Denote $p = 1/10$ to keep the formulas short.
Let $E$ be the expected number of digits the generator produces before we see the first $9$.
Then
$$ E = p \cdot 1 + (1-p) \cdot (1 + E) $$
because if we see a $9$ right away, the number of digits we needed was $1$, and if we don't, then we need one plus the number of additional digits.
This additional number of digits has the same expected value $E$ as the original, because the generator is "memoryless": seeing a non-$9$ doesn't make a $9$ on the next steps any more or less likely.
When we solve the equation, we get $E = 1/p$, which is $10$.
Then you want to compute the expected number of digits before seeing $n$ nines, not necessarily as a contiguous string (so something like $0 9 0 7 5 9 9 3 9$ would count as a success for $n = 4$).
Seeing $n$ nines is precisely the same as seeing one nine, then one nine after that, then one nine after that, and so on $n$ times.
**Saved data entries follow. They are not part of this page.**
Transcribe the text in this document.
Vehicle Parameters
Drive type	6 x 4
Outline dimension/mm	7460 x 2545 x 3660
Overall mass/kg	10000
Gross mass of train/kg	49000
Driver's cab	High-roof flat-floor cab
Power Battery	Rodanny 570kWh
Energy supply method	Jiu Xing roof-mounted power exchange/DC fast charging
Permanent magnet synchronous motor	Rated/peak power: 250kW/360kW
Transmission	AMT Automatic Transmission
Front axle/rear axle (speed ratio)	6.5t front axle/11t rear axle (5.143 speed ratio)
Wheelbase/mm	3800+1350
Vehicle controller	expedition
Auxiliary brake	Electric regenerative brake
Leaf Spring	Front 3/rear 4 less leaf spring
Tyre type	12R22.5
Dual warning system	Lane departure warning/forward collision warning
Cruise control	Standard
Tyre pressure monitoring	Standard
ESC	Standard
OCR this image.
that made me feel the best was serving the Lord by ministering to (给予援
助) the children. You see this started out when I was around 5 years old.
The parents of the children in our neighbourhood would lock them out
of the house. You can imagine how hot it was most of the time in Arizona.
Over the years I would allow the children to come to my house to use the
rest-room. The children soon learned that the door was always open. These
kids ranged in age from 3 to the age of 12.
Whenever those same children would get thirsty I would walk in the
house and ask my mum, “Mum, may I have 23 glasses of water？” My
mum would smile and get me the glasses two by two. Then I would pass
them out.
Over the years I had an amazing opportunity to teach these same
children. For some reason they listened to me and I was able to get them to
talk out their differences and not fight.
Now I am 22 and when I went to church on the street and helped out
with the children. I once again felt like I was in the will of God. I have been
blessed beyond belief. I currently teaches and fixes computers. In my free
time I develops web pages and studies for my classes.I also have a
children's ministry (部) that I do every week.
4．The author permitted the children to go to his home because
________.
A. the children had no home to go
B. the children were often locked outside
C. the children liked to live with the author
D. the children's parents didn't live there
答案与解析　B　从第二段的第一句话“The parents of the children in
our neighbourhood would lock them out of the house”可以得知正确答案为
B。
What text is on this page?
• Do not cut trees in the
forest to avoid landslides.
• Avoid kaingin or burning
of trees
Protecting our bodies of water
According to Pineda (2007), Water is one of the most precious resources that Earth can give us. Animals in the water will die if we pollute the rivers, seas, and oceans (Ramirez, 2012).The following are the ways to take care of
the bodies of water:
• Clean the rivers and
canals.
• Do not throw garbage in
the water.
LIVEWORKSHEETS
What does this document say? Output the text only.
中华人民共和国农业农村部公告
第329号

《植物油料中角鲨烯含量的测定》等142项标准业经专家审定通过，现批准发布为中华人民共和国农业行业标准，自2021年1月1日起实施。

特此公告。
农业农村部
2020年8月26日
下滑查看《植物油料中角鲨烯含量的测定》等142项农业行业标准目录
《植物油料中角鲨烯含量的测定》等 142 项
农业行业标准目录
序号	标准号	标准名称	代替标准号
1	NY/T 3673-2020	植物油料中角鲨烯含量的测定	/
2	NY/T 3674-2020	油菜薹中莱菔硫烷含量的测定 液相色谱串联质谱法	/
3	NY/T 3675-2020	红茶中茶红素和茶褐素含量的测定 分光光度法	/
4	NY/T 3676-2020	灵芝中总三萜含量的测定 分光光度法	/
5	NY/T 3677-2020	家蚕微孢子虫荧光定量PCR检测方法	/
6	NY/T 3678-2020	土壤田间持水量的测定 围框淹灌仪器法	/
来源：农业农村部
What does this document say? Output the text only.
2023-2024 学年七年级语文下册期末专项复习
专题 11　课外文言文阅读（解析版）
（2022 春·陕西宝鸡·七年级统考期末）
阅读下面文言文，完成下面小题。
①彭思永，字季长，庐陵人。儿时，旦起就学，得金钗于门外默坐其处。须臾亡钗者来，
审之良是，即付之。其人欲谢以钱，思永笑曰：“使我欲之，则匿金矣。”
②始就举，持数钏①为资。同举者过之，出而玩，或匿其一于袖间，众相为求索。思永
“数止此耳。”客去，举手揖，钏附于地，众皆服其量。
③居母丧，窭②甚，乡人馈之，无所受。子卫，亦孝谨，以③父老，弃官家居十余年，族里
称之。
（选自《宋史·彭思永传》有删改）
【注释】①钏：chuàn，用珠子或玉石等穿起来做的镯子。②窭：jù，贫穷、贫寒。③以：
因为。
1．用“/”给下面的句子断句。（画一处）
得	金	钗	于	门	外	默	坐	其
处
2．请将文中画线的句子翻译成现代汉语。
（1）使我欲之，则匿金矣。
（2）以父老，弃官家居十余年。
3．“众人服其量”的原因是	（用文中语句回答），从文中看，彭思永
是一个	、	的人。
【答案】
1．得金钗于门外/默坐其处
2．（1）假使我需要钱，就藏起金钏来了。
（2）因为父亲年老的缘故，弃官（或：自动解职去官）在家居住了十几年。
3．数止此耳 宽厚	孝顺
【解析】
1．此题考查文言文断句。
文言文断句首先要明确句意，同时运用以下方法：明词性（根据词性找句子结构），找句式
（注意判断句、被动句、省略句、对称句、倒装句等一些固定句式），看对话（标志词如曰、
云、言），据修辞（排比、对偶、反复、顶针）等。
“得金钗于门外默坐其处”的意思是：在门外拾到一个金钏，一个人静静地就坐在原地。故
The number of digits needed is the sum of the number of digits in these $n$ processes, and they are independent because the generator is memoryless.
The expected number of digits is $E + E + E + \cdots + E = E n = 10 n$ where there are $n$ copies of $E$ in the sum.
For any sequence $s$ of $n$ digits, the expected number of digits produced before $s$ occurs as a possibly non-contiguous subsequence is $10 n$, for the same reason.
For a contiguous sequence of $n$ nines, the computations are still pretty simple.
Let $E_n(k)$ be the expected number of additional digits the generator needs to produce before we see $n$ nines, given that we have just seen $k$ consecutive nines.
For example, if the generator has produced $4 5 9 2 2 9 9$, we'd be looking at $E_n(2)$.
Then $E_n(n) = 0$ because we don't need any more digits after $n$ nines, and for $0 \leq k < n$ we have
$$ E_n(k) = p(1 + E_n(k+1)) + (1-p)(1+E_n(0)) $$
because seeing a $9$ makes the just-seen sequence one digit longer, but seeing anything else resets it.
Now we have a finite system of linear equations in the $E_n(k)$ that we can solve.
By induction we can prove $E_n(0) = E_n(k) + \frac{p^{-k} - 1}{1 - p}$, and at $k = n$ this means $E_n(0) = \frac{p^{-n}-1}{1-p} = 10 (10^n - 1) / 9$.